The issue is resolved by the plain language of the governing statute, § 211.031, which in relevant part provides:
Except as otherwise provided herein, the juvenile court shall have exclusive original jurisdiction in proceedings:
(1) Involving any child who may be within the county who is alleged to be in need of care and treatment because:
. . . . . .
(d) The child is alleged to have violated a state law or municipal ordinance:
This statute which reposes "exclusive original jurisdiction" in the juvenile court of the county where the child "may be" is construed to require the physical presence of the child within the territorial jurisdiction of a juvenile court which undertakes to adjudicate his status.
A case which rules precisely the issues presented here, State ex rel.
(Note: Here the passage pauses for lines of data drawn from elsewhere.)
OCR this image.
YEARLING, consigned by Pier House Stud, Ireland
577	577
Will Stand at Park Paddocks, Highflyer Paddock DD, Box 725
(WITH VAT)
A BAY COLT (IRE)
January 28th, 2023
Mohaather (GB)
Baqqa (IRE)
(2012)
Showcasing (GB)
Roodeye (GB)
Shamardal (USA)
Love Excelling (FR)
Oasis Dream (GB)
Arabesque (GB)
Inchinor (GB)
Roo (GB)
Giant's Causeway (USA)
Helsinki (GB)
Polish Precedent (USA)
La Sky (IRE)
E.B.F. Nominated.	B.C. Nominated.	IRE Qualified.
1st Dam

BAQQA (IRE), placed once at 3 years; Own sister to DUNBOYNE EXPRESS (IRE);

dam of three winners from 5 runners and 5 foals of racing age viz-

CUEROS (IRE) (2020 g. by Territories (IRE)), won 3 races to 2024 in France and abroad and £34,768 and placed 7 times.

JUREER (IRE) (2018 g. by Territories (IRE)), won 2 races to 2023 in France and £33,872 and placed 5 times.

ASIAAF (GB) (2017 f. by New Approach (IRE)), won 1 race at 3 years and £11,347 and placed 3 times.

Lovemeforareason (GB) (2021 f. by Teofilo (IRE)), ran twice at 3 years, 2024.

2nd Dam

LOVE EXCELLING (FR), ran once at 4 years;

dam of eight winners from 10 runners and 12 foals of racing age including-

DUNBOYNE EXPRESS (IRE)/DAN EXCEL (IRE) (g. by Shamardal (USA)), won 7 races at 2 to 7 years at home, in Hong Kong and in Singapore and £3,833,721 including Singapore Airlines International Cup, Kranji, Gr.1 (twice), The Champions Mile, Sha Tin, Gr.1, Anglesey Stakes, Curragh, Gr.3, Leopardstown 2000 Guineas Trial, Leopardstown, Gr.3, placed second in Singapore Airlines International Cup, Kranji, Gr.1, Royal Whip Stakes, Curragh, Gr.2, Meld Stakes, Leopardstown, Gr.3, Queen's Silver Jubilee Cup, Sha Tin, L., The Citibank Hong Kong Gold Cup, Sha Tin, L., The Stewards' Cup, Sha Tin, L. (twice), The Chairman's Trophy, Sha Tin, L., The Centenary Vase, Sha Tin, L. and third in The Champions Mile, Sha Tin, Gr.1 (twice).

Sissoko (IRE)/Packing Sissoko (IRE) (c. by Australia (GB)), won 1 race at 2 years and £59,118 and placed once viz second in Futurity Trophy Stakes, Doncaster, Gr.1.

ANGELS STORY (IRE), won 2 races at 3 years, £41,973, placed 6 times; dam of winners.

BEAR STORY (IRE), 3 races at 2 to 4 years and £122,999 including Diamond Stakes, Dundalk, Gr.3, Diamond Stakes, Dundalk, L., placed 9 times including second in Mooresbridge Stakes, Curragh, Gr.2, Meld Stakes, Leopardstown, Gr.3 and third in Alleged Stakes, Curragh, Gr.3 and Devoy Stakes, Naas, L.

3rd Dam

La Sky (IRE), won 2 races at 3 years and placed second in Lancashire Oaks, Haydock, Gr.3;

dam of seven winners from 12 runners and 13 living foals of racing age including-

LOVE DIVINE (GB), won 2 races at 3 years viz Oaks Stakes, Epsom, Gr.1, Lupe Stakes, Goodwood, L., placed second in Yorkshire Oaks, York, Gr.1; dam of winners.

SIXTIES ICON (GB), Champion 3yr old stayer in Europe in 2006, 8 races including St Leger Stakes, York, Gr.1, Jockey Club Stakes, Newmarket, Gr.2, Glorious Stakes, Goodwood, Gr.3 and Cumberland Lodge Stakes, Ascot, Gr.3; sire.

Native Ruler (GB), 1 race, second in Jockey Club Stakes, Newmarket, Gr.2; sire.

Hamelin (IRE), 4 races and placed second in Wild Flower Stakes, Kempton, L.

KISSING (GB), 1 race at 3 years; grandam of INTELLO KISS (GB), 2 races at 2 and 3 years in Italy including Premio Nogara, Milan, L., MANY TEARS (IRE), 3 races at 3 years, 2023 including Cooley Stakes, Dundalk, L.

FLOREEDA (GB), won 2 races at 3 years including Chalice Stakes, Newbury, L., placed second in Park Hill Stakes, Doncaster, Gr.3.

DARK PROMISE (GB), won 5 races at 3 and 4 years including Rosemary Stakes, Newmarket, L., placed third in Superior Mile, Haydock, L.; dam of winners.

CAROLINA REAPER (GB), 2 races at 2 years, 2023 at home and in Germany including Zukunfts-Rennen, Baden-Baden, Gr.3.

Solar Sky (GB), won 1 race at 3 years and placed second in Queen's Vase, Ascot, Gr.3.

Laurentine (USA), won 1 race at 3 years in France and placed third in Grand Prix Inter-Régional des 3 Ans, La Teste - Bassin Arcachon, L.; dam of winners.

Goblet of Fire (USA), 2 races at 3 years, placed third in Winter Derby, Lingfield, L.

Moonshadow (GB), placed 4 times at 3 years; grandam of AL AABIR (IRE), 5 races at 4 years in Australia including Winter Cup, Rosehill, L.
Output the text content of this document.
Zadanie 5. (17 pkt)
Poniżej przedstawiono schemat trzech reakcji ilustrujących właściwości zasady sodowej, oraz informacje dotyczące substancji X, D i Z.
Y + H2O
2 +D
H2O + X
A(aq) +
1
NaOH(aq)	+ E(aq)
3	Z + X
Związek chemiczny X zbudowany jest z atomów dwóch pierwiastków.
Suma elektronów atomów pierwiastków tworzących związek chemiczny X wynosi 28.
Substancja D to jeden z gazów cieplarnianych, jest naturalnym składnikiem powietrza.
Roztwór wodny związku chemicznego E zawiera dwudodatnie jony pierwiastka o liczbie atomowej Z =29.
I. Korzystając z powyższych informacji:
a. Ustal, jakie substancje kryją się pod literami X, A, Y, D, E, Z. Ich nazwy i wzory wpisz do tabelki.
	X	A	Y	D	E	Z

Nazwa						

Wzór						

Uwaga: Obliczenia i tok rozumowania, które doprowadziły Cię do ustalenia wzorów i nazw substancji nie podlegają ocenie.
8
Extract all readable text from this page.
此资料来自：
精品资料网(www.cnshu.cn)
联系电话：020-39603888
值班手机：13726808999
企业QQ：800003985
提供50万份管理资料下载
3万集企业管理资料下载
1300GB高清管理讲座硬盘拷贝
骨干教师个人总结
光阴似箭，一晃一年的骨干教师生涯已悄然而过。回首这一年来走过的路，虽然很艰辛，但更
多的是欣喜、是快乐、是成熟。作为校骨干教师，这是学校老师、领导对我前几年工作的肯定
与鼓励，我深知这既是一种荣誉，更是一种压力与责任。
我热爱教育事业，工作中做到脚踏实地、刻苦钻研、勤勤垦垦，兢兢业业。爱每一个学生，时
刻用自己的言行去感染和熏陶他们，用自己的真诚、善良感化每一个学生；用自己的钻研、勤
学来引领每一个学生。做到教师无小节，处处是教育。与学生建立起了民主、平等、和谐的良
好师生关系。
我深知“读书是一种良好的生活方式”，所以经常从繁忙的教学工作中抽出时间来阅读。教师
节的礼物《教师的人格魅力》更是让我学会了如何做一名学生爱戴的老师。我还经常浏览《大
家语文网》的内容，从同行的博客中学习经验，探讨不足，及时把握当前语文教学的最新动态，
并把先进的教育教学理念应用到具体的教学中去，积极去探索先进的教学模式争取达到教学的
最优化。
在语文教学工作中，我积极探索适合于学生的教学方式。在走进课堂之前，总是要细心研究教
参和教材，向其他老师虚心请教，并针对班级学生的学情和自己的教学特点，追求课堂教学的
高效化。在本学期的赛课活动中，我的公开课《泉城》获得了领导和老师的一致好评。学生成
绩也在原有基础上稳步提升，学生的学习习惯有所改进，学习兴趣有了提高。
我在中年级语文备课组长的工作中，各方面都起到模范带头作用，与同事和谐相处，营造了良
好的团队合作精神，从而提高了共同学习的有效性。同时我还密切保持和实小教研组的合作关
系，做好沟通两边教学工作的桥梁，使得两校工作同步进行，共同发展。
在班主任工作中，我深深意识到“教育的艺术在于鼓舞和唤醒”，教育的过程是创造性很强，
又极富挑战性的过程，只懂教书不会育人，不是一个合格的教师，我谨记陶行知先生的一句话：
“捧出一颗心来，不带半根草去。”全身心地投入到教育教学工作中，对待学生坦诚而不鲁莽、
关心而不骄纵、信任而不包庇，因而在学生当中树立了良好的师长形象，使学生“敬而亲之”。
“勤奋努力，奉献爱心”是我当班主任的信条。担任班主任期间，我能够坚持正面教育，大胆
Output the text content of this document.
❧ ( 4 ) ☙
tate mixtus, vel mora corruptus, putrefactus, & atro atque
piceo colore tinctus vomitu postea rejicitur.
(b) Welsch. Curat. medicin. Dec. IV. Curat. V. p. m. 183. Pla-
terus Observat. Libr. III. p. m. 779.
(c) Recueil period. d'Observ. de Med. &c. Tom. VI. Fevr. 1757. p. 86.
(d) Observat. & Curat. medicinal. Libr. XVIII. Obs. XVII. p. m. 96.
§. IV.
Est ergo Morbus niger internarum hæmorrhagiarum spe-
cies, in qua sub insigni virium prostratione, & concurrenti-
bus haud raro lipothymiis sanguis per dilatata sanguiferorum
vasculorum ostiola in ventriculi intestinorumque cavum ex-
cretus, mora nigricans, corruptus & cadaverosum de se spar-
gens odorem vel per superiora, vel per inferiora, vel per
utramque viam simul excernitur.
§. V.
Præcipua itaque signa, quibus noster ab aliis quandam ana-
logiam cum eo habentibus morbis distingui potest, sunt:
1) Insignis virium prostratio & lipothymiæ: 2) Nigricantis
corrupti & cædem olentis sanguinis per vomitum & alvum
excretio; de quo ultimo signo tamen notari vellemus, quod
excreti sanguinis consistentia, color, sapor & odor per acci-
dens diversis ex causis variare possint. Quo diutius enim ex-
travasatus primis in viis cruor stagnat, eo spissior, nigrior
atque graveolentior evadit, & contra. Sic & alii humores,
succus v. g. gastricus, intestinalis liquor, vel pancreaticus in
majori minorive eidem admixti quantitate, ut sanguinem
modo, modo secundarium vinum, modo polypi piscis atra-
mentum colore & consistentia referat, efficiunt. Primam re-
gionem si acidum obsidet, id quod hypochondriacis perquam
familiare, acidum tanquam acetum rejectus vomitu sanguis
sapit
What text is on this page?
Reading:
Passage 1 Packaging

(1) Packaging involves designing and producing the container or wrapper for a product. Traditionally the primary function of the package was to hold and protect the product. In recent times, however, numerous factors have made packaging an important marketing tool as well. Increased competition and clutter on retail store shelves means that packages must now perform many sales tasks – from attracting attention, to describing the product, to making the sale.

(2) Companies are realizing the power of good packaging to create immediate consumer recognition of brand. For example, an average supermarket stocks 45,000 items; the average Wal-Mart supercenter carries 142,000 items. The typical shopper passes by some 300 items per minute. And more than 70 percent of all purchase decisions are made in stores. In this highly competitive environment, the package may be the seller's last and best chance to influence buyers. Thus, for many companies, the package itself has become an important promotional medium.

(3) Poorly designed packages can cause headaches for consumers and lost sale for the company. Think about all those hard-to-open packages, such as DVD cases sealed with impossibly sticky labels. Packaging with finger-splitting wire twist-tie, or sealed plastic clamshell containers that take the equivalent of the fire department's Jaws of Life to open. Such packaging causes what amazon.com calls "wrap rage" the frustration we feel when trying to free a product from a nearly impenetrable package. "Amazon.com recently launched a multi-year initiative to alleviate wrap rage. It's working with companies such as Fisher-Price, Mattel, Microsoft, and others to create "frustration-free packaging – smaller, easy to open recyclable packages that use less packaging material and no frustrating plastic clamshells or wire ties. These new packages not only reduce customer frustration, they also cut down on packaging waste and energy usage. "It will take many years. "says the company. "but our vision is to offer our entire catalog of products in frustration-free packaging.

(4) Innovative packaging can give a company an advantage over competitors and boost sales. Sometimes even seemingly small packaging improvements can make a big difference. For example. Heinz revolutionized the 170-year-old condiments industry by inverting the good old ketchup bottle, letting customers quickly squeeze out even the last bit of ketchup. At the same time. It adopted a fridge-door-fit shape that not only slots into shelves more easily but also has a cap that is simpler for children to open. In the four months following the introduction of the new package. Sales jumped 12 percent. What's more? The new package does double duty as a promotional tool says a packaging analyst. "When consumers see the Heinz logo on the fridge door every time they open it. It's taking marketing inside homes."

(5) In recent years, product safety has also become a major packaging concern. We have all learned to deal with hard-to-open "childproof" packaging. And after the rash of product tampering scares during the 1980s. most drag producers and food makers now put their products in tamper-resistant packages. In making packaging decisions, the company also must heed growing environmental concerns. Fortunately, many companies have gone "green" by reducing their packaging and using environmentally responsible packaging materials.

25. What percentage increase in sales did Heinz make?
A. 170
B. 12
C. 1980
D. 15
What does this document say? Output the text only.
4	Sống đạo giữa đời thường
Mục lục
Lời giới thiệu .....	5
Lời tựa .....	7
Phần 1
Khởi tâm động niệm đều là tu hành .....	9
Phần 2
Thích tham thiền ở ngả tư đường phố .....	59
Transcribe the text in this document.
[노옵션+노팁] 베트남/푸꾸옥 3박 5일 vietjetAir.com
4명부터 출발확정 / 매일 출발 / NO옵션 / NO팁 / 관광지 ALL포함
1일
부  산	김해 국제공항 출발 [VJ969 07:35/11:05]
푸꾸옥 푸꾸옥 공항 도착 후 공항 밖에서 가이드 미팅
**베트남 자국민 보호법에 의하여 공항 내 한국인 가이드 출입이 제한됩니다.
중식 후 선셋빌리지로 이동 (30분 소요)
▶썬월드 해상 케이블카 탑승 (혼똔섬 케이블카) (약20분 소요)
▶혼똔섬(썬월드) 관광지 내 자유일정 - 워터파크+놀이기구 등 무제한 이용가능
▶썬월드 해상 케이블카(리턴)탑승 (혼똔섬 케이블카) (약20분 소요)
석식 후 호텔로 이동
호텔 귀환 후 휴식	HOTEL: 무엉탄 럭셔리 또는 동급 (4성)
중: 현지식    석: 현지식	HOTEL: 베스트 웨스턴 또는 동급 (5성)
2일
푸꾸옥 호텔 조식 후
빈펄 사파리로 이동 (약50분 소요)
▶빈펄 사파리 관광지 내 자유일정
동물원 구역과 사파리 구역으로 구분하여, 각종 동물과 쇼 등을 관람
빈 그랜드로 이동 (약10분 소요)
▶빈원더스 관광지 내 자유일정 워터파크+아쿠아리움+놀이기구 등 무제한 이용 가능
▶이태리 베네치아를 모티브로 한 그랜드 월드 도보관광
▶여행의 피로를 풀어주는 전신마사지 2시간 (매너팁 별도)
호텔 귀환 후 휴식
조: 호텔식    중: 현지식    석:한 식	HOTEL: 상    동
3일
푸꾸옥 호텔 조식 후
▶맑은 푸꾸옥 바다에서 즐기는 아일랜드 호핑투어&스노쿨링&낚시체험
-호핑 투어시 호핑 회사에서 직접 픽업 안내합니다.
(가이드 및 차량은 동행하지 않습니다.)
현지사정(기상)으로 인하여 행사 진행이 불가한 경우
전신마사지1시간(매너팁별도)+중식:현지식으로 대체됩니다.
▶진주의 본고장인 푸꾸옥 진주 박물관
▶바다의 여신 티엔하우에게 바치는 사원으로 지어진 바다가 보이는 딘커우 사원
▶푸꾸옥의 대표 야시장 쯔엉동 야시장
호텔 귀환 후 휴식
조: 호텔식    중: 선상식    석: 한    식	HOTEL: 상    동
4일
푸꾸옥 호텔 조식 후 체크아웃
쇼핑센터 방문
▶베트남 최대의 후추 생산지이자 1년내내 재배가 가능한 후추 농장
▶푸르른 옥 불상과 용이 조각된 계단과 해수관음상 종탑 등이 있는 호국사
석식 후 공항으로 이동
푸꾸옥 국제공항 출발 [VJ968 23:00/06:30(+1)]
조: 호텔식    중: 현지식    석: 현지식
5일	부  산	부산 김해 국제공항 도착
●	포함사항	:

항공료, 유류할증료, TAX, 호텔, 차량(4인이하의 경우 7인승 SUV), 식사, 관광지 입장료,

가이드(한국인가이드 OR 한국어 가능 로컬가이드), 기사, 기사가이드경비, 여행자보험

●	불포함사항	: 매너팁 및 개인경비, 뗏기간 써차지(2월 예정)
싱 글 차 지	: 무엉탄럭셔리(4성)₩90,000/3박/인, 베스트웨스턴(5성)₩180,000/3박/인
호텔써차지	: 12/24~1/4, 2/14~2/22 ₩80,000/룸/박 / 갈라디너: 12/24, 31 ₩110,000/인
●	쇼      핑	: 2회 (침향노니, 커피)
D.A.S., a minor v. Adams, 485 S.W.2d 442 (Mo.App. 1972), held that the juvenile court of Montgomery County was without jurisdiction to proceed against a juvenile who was neither resident nor found within that county on a petition which alleged a violation of state law within Montgomery County by the juvenile. The rationale of § 211.031 was construed, l.c. 443 [1, 2]: "[T]he court's jurisdiction is in personam and is confined to its territorial jurisdiction. This may not be enlarged to include . . . constructive presence in the county where a criminal act was committed, as presented here."
It has been the legislative purpose of every juvenile code, since the first enactment in 1903, to ground the authority of a juvenile court to adjudicate on the physical presence of a child within the territorial jurisdiction of the court. "This territorial limitation on jurisdiction is realistic. The Juvenile Code's purpose, stated at § 211.021, V.A.M.S., is to facilitate the care and protection of children. . . . Logically this can best be done by the juvenile court of the county where the child is located. . . . Had the legislature wanted to widen the jurisdiction of juvenile courts to afford care and protection to children present in another county . . . . . it would have been simple to say so. The legislature has not done so . . . . . since the first juvenile code was enacted; when [given] that opportunity in 1947, the legislature declined." In Matter of Baby Boy Shaw, a Minor v. Smith, 449 S.W.2d 380, 384 [1, 2] (Mo.App. 1969).
The purported exercise of jurisdiction by the Juvenile Court of Benton County over relator, who was not found in that county, was invalid; its order terminating jurisdiction over relator was also without effect; hence respondent circuit judge is without authority to exercise a criminal jurisdiction over relator who remains amenable to the exclusive jurisdiction of the juvenile law process.
Our preliminary rule in prohibition is made absolute.